I’ve recently spent a lot of time in the book of Daniel as our entire community focused on the book during a period of 21 days of fasting and prayer. As a result of that I’ll be posting several articles related to parts of the book of Daniel over the next few months. The more time I spend with Daniel the more and more it became apparent that the book of Daniel reveals our view of God and Scripture in a way that perhaps no other book does. Daniel is especially unique because it contains very specific prophecies primarily given in five chapters (Daniel 2, 7, 8, 9, 11). While these prophecies are very specific, we are also forced to deal with that fact that there are historical events that are remarkably similar to what Daniel prophesied though they fall short of fulfilling all the details Daniel prophesied.
Traditionally, there are two ways of working around this. The liberal approach is to put a later date on the book of Daniel and take the view that the author of the book recorded an ancient storyline but also either got some details incorrect or simply embellished the story, particularly the conclusion of it, in the hopes of encouraging the Jews. This approach tends to devalue, or even exclude, the possibility of Daniel as predictive prophecy. There is also the conservative approach. In its zeal to show the power of prophesy in the book of Daniel and the truth of Scripture, Daniel’s prophecies are often marked prematurely fulfilled in ancient events. I say prematurely simply because conservative scholars sometimes overlook and ignore very real differences between ancient events and Daniel’s prophecies in an attempt to provide the reality of the prophetic gift in Scripture.

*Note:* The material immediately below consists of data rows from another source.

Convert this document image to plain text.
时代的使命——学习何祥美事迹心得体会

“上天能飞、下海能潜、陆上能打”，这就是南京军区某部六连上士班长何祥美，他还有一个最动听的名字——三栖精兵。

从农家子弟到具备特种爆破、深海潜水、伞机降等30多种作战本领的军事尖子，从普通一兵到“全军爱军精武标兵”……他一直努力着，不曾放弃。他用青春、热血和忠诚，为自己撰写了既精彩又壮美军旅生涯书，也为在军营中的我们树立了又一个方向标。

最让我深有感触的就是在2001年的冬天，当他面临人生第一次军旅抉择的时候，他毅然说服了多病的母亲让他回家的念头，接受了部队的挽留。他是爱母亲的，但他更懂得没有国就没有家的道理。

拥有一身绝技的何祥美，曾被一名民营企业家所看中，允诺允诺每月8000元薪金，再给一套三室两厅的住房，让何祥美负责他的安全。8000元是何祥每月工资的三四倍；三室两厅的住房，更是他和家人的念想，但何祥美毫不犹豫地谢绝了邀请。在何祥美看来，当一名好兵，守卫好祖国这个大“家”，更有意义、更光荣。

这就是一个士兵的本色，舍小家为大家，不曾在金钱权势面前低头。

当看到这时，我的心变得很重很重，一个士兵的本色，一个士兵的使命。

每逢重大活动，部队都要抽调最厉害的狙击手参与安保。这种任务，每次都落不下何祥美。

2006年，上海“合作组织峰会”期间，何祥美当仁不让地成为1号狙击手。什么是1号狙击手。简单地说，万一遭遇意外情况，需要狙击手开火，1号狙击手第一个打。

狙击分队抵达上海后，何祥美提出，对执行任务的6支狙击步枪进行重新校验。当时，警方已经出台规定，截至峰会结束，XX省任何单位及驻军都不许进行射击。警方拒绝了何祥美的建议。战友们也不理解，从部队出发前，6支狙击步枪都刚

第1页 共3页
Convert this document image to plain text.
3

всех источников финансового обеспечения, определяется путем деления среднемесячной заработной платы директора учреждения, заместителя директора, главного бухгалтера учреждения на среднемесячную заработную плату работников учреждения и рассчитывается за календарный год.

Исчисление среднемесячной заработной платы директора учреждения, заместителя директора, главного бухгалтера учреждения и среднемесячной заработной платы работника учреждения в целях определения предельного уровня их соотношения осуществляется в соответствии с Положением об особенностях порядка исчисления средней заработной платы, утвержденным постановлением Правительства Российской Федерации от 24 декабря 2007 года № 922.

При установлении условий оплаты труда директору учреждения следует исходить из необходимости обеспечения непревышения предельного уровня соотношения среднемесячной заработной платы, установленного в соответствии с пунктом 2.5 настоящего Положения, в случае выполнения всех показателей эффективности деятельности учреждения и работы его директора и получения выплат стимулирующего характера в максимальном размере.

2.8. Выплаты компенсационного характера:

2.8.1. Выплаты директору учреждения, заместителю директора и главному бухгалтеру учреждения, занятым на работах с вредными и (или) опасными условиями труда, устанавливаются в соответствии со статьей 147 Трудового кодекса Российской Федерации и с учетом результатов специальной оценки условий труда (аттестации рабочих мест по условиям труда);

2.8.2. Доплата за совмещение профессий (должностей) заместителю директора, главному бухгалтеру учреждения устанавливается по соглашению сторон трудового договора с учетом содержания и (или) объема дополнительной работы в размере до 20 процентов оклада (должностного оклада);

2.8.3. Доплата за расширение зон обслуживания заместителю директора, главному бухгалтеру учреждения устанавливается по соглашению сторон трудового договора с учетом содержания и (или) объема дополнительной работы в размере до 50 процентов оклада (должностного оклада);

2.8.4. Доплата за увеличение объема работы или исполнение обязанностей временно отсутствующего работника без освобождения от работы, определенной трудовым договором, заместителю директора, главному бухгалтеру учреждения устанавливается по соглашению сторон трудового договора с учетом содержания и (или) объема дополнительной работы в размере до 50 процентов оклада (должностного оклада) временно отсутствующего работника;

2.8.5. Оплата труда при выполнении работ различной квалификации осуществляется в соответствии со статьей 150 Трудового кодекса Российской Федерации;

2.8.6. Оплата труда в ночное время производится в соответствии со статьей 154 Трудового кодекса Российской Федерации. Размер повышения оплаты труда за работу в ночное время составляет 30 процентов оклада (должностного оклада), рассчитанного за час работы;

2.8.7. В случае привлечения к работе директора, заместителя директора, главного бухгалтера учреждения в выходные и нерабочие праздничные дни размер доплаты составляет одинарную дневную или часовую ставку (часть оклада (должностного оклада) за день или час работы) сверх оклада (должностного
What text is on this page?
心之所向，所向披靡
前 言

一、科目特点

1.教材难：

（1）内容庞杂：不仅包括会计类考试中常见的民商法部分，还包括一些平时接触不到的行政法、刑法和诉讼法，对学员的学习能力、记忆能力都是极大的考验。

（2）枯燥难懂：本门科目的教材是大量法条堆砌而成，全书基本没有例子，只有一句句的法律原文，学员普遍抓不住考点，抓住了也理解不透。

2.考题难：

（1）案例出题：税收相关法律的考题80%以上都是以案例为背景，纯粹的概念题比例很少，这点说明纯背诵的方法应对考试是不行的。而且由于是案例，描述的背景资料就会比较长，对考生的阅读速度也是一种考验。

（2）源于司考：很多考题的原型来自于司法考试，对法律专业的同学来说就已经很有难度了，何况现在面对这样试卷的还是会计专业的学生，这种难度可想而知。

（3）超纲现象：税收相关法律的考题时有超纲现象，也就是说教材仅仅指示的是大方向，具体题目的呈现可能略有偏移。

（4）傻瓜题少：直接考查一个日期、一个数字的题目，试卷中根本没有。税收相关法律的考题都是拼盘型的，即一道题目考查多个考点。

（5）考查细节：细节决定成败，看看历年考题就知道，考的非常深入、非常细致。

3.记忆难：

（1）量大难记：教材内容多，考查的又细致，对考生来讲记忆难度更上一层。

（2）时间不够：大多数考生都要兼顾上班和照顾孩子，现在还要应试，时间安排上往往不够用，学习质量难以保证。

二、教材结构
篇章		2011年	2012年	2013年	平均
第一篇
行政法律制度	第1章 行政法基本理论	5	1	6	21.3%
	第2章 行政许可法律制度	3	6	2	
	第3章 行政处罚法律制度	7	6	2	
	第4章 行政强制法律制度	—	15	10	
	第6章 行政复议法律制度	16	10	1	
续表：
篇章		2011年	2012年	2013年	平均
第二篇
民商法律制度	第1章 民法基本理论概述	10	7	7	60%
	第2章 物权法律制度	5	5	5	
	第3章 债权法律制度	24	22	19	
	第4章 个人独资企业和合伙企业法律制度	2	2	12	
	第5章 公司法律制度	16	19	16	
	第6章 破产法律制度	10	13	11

If we stay true to a conservative hermeneutic, we have to be honest and say that most of what is predicted in the book of Daniel must occur in the future if the text is to be fulfilled as it is written. The fact that there were ancient foreshadowings of some of these events even presses the point even more. Will we stand with what the text says and acknowledge that, though there are remarkable similarities in history, that the text cannot be marked fulfilled in every detail. In other words, is the Scripture truly divinely inspired? Is it true in every detail? Has God predicted specific events with complete foreknowledge? Is He the God that controls history in every detail and is He able to predict in detail future events? How we answer these questions of interpretation in this one small book has great implications for our view of God.
God is specifically forcing an issue in Daniel – will we stand with the Word as prophesied or will we try to rescue God and make our faith more respectable by prematurely marking prophecies fulfilled or, even worse, shipwrecking our faith entirely by denying the ability of God to prophesy with precision through a man? Have Daniel’s prophecies ultimately failed because nothing in history has fulfilled them in detail or can the God of history yet fulfilled, in every detail, what Daniel prophesied? You see there is a stigma to Daniel’s prophecies and a stigma to proclaiming that these ancient prophecies will be fulfilled in all their intricate detail before the age is over. This is why God is testing our hearts in our response to this book. Will we stand with the entire Scripture as divinely inspired? There is a stigma to that, but it is a divine stigma and whether we embrace it or not says volumes about our view of God and of Scripture.
Every form of Christian apologetics is helpful, but we have to realize that God has an apologetic that He has selected and it is the apologetic of fulfilled prophecy. As the age draws to a close, we will again see ancient prophecies fulfilled in intricate detail. At Jesus’ first coming we were shocked to see just how detailed some of the prophecies regarding Him were. There are far more prophecies of His second coming and we will be shocked again with just how intricately they will be fulfilled because this is God’s self-appointed apologetic for His glory.
He will do what no man can do – He will glorify Himself by fulfilling in every detail things prophecies 2,500 years ago. This will be a testimony to the earth that no man will be able to deny and this is one of the ways God has chosen to vindicate His word in plain sight of all men. For the final generation, it will God’s primary evangelistic argument for the truth of the gospel. God is looking for a generation with courage to take His Word at face value and proclaim it with boldness and confidence in the God who wrote these words even before we see these words come to pass. This proclamation before the events is crucial because it is that prophetic witness that will be one of God’s primary means of confronting the earth with truth at the end of the age. This is why our view of Daniel is not a small issue. It goes to the heart of our view of Scripture and our view of Scripture ultimately exposes our view of God Himself. Men can argue small points about the Scripture, but that often obscures the larger issue and that is our view of God Himself.